Momentum is now clearly in favour of clean technologies — and solar in particular. The solar capacity that was added in just the past year “would be sufficient to displace gas-fired electricity equivalent to all LNG exports through the Strait of Hormuz last year, estimated at 550 TWh,” the Ember report said. And the key difference between solar and gas-fired power is that once the solar panels are installed, they generate power for decades with no additional effort or cost. Gas plants need a steady flow of fuel, a geopolitical and economic vulnerability underscored by the snarled ship traffic in the Persian Gulf.
Energy transition to accelerate
Solar is now redefining energy security, Ember noted.
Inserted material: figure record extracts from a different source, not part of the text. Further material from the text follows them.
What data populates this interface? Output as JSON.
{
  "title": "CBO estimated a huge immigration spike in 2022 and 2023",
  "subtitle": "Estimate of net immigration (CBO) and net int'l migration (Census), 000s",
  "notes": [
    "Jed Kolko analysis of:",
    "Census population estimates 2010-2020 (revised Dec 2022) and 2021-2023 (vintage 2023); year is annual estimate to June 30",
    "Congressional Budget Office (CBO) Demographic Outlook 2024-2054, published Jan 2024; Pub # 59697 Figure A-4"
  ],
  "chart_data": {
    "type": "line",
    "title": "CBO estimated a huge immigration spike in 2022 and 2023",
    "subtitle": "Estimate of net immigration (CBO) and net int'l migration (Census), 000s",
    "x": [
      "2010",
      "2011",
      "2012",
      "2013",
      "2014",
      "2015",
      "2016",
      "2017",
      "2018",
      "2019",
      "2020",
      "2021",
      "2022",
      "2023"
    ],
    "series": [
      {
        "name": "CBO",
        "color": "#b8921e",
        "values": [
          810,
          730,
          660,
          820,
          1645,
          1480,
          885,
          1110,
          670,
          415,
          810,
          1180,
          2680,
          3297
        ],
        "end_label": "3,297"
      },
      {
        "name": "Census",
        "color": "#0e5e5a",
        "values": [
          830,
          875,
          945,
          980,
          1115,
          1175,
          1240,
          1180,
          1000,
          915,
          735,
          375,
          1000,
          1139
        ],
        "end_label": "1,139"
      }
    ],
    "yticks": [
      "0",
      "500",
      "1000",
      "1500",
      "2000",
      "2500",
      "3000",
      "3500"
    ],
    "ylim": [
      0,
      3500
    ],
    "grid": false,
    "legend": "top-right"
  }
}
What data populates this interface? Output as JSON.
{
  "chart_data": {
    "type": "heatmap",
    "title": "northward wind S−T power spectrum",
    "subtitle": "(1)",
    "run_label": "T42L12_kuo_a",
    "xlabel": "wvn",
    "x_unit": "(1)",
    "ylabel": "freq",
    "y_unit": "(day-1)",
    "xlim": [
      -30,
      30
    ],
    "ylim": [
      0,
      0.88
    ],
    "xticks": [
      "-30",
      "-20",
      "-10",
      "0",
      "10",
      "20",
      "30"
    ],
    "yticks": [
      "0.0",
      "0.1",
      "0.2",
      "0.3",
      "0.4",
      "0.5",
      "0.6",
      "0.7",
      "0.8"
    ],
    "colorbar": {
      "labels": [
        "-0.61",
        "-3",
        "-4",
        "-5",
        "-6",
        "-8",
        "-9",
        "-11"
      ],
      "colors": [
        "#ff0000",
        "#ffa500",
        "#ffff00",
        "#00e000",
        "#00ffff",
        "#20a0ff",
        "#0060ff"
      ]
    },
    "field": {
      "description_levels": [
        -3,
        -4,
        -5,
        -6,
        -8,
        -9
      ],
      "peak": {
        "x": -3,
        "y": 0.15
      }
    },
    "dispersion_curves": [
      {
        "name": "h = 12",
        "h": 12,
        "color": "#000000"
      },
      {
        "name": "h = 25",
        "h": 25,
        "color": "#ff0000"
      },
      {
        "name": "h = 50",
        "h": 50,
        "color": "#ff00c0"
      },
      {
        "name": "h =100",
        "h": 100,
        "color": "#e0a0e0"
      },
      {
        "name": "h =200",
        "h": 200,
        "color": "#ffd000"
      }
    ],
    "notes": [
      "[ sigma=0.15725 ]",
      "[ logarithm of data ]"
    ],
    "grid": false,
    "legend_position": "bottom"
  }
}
After the second major war in four years, each of which has caused immense havoc to oil and gas markets, many countries will increasingly prioritise domestic power production — solar and wind, paired with battery storage.
“The next step is to modernise grids and regulatory frameworks so power systems are ready to handle this new reality,” Lolla said.
One of the key trends going forward will be the pace of battery storage installations, which have begun to accelerate dramatically. Battery costs declined by 20 percent in 2024 and by 45 percent in 2025. Installations shot up by 46 percent to 250 gigawatt-hours. As batteries proliferate, they extend the hours for solar and wind, allowing for almost round-the-clock power.
The two reports from the IEA and Ember confirmed the energy transition was already kicking into a higher gear before the U.S.-led war against Iran, which has disrupted the Strait of Hormuz for nearly two months. Experts now see the transition as being on the verge of acceleration.
High prices and shortages are resulting in demand destruction around the world, with the impacts especially concentrated in South and Southeast Asia at the moment. But the pain is set to spread to Europe and other parts of the West in the coming weeks. Against a backdrop of fossil fuel scarcity, consumers and governments alike will turn to renewables.
While it is still early, signs of a shift are underway. China’s exports of solar, batteries, and EVs surged in March. Sales of EVs in Europe shot up 51 percent.
Europe announced some initial plans on April 22nd to respond to the oil and gas crisis, which include temporary measures to buffer the impacts of higher costs on consumers and businesses, European-wide coordination on gas purchasing, and a variety of proposals to speed up electrification and accelerate the rollout of renewable energy. The EU has spent an additional 34 billion euros on fossil fuel imports since the start of the war as costs have shot up.
The full impact remains to be seen, but it is notable that top European officials are starting to formulate plans to solidify the shift away from oil and gas.
“[W]e would not discount the potential for a second supply shock in four years to catalyze significant changes,” ClearView Energy Partners, a Washington-based consulting firm, said in a note to clients, referring to the EU’s plan.
Top gas industry executives also see the ground shifting beneath them. The longer the Strait of Hormuz remains shut, the more likely that the scars of demand destruction become permanent.
“If the conflict ended today, the world would recover in six months to a year. But if it lasts six months, those knee-jerk changes we are seeing could become structural,” Philip Mshelbila, secretary-general of the Gas Exporting Countries Forum, said at a recent industry conference.